L’enquête « mouvements de main d’œuvre » analyse les flux d’entrées et de sorties, non pas de Pôle emploi, mais des entreprises du secteur concurrentiel (hors sociétés d’intérim). Bien entendu, il doit y avoir un lien, mais celui-ci n’est que partiel (par exemple une sortie pour démission conduit la plupart temps à une embauche sans passer par la case Pôle Emploi).
L’enquête MMO donne d’ailleurs un nombre de mouvements beaucoup plus importants que ce que donne Pôle Emploi, dont in vient pourtant de voir que c’était sur estimé. Pôle Emploi enregistre environ 5.5 millions d’entrées et de sorties par an (4.5 si on en enlève les défauts d’actualisatuion suivi de réinscription). Les seules entreprises du secteur concurrentiel nous donne un flux d’entrées et de sorties d’environ 9 millions par an !
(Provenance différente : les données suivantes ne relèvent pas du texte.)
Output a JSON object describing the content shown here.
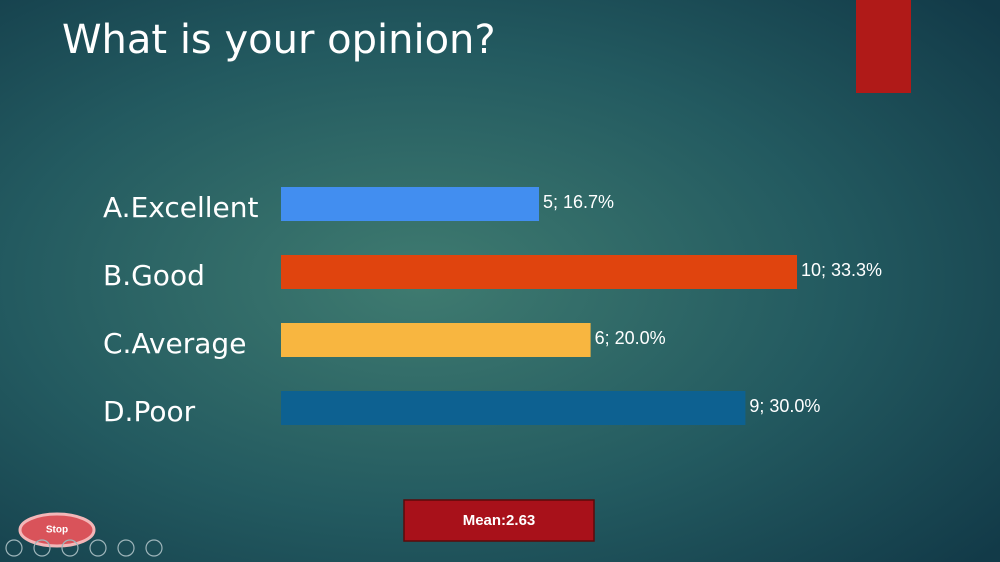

Il y aurait donc environ la moitié de ceux qui sortent dans l’entreprise qui ne passeraient pas par la case Pôle Emploi, généralement parce qu’ils ont trouvé un autre travail dans la foulée, ce qui n’est pas étonnant pour les démissions, mais l’est un peu plus pour les fins de CDD, qui représentent la grosse masse des sorties de l’entreprise.
L’enquête MMO donne un taux de licenciement économique de 0.3% en 2011 (avec une forte baisse par rapport aux années précédentes, ce qui donnerait pour 18 000 000 de salariés environ 55 000 (+ ou – 18 000) licenciements économiques, une valeur qui parait très basse.
Pôle emploi signalait 12 800 entrées suite à un licenciement économique pour le seul mois d’octobre 2011. La DARES fournit des valeurs beaucoup plus précises dans sa série sur les dispositifs publics d’accompagnement des restructurations, mais celles-ci demandent également du temps : les dernières données disponibles datent de juin 2012 ! Elles donnent 14 214 licenciés en octobre 2011. Certains ne passent pas forcément par la case Pôle emploi (retraite, embauche ou création d’entreprise. On arrive en tous les cas à un total annuel pour 2011 de prés de 180 000 licenciements économiques
On peut rêver d’avoir un jour des données plus précises, mais la situation de Pôle Emploi, où la fusion ANPE / Assedic ne semble pas encore digérée ne fait pas augurer que ce soit pour demain. Il faut donc se contenter de ce qu’on a pour l’instant, en sachant que les chiffres sont approximatifs, certains plus que d’autres, en particulier ceux qui sortent très vite.